Meme-orable Marketing

Lately, your company has been in think tanks discussing ways to deliver in the realms of social media. Your Facebook page and Twitter accounts aren’t driving the interest you anticipated. Seeding viral content on a regular basis is difficult. You need a next step and searching for a new social media platform seems redundant (and it is). But before you go running to re-departmentalize your PR division to have them solely focus on exercising a major viral campaign, consider – viral marketing campaigns have no set formula or recipe to ensure their success. The measurables of digital marketing are still being quantified. Metrics include everything from hits, time spent on site, retweets, sharing, forwarding, digging, liking, views etc. And so far, marketers are unsure how many YouTube views = a Twitter retweet. So, before you spend any amount of company $$ or resources on your next digital marketing campaign, review the successes of others’ attempts at viral grandeur.

Today, an Internet phenomenon or “meme” is a piece of information that reaches a vast group of people strictly by word-of-mouth, person to person sharing. Not limited to video – memes come in all shapes and sizes, from Facebook groups to trending topics, almost any virtual avenue with multiple engaged users can be a springboard for the next meme. Famous memes become Internet inside-jokes shared exponentially like YouTube phenomena “Rick Rolling” and “David After Dentist”. WOM marketing has no measurable or formulaic approach. There are, of course, best practices to follow in order to reach your potential audience of millions – but in some ways, luck has a lot to do with it.
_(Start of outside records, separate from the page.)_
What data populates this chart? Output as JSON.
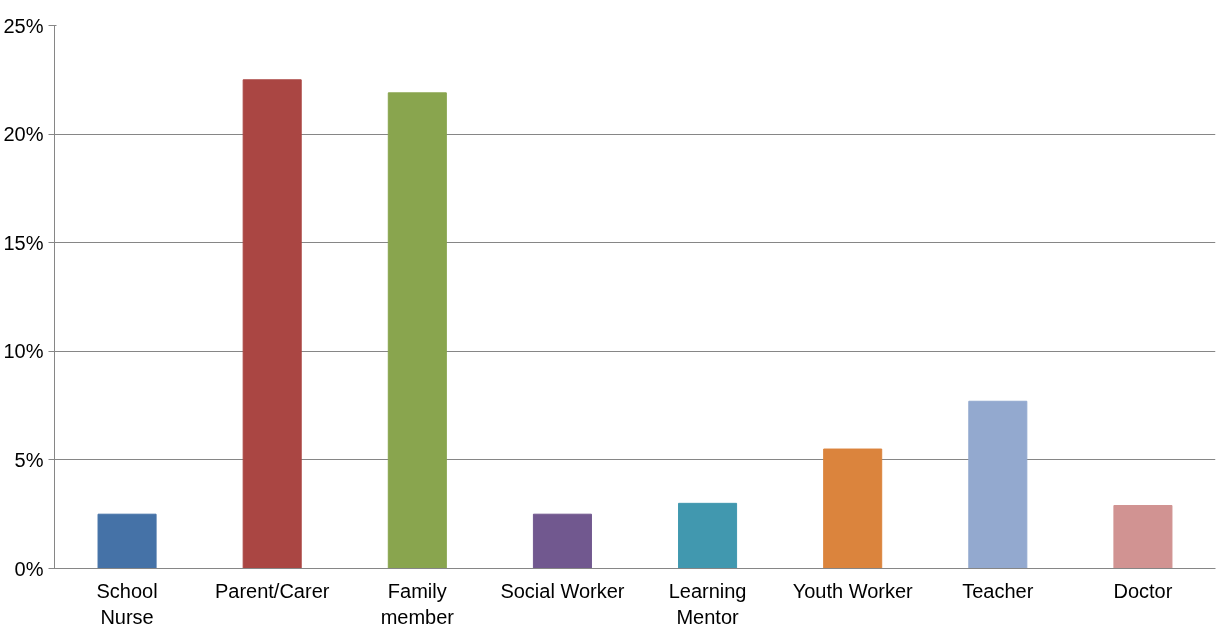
{
  "chart_data": {
    "type": "bar",
    "categories": [
      "School\nNurse",
      "Parent/Carer",
      "Family\nmember",
      "Social Worker",
      "Learning\nMentor",
      "Youth Worker",
      "Teacher",
      "Doctor"
    ],
    "values": [
      2.5,
      22.5,
      21.9,
      2.5,
      3.0,
      5.5,
      7.7,
      2.9
    ],
    "colors": [
      "#4572a7",
      "#aa4643",
      "#89a54e",
      "#71588f",
      "#4198af",
      "#db843d",
      "#93a9cf",
      "#d19392"
    ],
    "ylim": [
      0,
      25
    ],
    "yticks": [
      {
        "value": 0,
        "label": "0%"
      },
      {
        "value": 5,
        "label": "5%"
      },
      {
        "value": 10,
        "label": "10%"
      },
      {
        "value": 15,
        "label": "15%"
      },
      {
        "value": 20,
        "label": "20%"
      },
      {
        "value": 25,
        "label": "25%"
      }
    ],
    "grid": "y"
  }
}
One thing that can be agreed upon is the emotion any Internet phenomenon evokes upon first watch. The reaction is always strong. Although some may argue otherwise, humor doesn’t define viral potential but categorically, it doesn’t hurt. Most viral videos are humorous because humor is an easy way to incite strong emotion from users – and users pass it on because of their desire to share experiences with others– in the same way myth and ritual, fads and trends have existed organically throughout human culture.

The anatomy of a meme:

1. Memes are first and foremost, memorable.
2. Usually, displayed on a medium that has a tell-a-friend feature.
3. No formulaic approach to meming, but if there is one – it’s humor.

Memes are the unconquered marketing domain. They are measured in hilarity, absurdity, or shock value. Getting your next advertisement to go viral is invaluable. It places your brand in front of an audience of millions with little to no legwork after its initial production. Turning your digital campaign into a recognizable meme allows your brand an opportunity to have major social impact, placing your company on the tip of everyone’s tongue for a period of time. Not to mention that your viewers (new and old) will be more likely to link back to your brand page.

But there’s no need to reinvent the wheel to produce viral content. Best leave meming up to the amateurs and become a distributor, a discoverer of fresh viral content rather than a creator or producer of it.

Take these campaigns for instance:

http://www.youtube.com/watch?v=a_6tdoaIdKM
http://www.youtube.com/user/itsthegecko#p/u/7/HItwu7PNdNo

Both Visio and Geico recently capitalized on the success of Gary William Brolsma AKA “The Numa Numa Guy” by incorporating him into their latest advertisement campaigns. The younger demographic responds well to recognizable icons of Internet culture due to their own potential to become famous in the same way Gary has become famous – by being completely original. Hiring a model or actor to represent your brand is dated and expensive. Instead, consider hiring that kid on YouTube who has had a few million hits and thousands of subscribers. Utilize Google trends/diagnostics to estimate the staying power of the viral content you wish to capitalize on and be sure to quickly mobilize your resources for a trend that has a large audience, but may be fleeting.

A social media department will be key down the road, but don’t go out and hire the most impressive twitter-er on your block just yet. Bring in a 3rd party marketing specialist to assess your needs and viral potential. For now, extrapoloating on what America’s Funniest Home Videos has done for years is a best practice: have your users create the viral content for you with a video contest and award prizes to the best of the bunch. This strategy will bring you a pool of fresh content and who knows, one of them may be the next meme.